Musée de Montmartre Accuses Paris Museum Pass of Discrimination

InterMusées keeps rejecting its applications on the grounds that it is a private museum.

One of the rooms at the Musée de Montmartre and Renoir Gardens. Courtesy Musée de Montmartre.
One of the rooms at the Musée de Montmartre and Renoir Gardens. Courtesy Musée de Montmartre.

The Musée de Montmartre has launched a complaint against the body in charge of all 56 museums in Paris, InterMusées, following yet another refusal to include the institution in its Paris Museum Pass scheme, which grants visitors free access to public museums in the city.

InterMusées has always refused to include the museum, which started applying for membership four years ago, on the grounds that the Musée de Montmartre is a private museum, and therefore does not meet the criteria.
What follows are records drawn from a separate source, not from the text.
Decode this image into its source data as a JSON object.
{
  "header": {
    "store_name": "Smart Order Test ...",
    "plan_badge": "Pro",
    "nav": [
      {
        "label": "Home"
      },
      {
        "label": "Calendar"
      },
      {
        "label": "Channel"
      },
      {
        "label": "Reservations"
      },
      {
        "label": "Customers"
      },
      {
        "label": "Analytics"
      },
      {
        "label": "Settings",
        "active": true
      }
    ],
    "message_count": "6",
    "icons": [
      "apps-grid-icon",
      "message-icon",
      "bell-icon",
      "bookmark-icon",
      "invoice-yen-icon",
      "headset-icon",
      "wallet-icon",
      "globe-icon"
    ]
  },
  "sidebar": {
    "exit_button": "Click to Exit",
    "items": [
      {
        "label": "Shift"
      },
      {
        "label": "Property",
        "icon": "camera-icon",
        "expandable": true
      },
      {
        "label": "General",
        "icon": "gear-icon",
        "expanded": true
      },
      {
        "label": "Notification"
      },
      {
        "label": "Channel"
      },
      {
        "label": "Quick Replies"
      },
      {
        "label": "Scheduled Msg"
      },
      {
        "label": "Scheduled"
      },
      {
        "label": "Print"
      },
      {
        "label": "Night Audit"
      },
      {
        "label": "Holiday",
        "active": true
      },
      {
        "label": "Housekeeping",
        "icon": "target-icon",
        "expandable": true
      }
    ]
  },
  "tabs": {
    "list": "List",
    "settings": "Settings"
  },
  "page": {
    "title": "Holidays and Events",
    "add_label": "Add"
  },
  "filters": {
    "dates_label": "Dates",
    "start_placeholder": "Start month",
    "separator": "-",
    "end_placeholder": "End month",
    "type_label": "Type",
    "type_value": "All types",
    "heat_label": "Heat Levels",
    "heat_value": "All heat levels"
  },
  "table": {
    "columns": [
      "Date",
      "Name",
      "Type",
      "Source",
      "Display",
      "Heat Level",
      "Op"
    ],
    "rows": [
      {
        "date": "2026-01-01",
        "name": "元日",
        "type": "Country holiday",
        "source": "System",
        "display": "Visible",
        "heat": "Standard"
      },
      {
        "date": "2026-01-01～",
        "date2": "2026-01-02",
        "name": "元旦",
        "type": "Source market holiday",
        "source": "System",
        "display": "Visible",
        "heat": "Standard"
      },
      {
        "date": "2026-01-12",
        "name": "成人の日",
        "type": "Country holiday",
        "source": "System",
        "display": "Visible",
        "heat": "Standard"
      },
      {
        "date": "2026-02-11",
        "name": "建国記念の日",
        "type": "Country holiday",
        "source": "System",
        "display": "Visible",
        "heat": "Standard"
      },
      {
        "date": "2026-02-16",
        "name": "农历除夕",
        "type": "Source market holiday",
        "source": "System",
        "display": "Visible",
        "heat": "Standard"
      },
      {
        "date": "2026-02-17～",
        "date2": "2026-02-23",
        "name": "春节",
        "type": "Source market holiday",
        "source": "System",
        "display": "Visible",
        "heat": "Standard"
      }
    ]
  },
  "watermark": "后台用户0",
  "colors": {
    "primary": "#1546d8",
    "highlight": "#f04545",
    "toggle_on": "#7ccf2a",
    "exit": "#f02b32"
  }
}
“We do not understand why they keep rejecting us. Their argument that we are a private institution hasn’t been valid since 2014, when we started a non-profit association,” Aude Viart, director of the Musée de Montmatre, told Le Figaro.

The pass costs €70 ($73) and allows visitors access to some of Paris’s top museums such as the Louvre, the Centre Pompidou, and the Palace of Versailles. Being included in the pass also provides great publicity for less well-known museums, and can provide a big boost to visitor numbers.

“The Paris Museum pass represents an average of 20,000 visitors a year,” Viart told Le Figaro.

But tired of the rejection, Viart is taking action. And, besides her public complaint, the director is taking further measures. As of January 1, 2017, tourists in possession of the Paris Museum Pass are being granted free access to the Musée de Montmartre, with or without the blessing of InterMusées.

Viart is hoping that her campaign will prompt InterMusées to reconsider its decision.

The Musée de Montmartre, which was founded in 1960 and is devoted to 19th century painting and sculpture, is housed in Bel Air House, the oldest building in the beautiful historic district of Montmartre.

The house served as a meeting place for the likes of Pierre-Auguste Renoir and Émile Bernard, and those who run it believe it is a significant location in Montmartre, adding to its rich artistic reputation.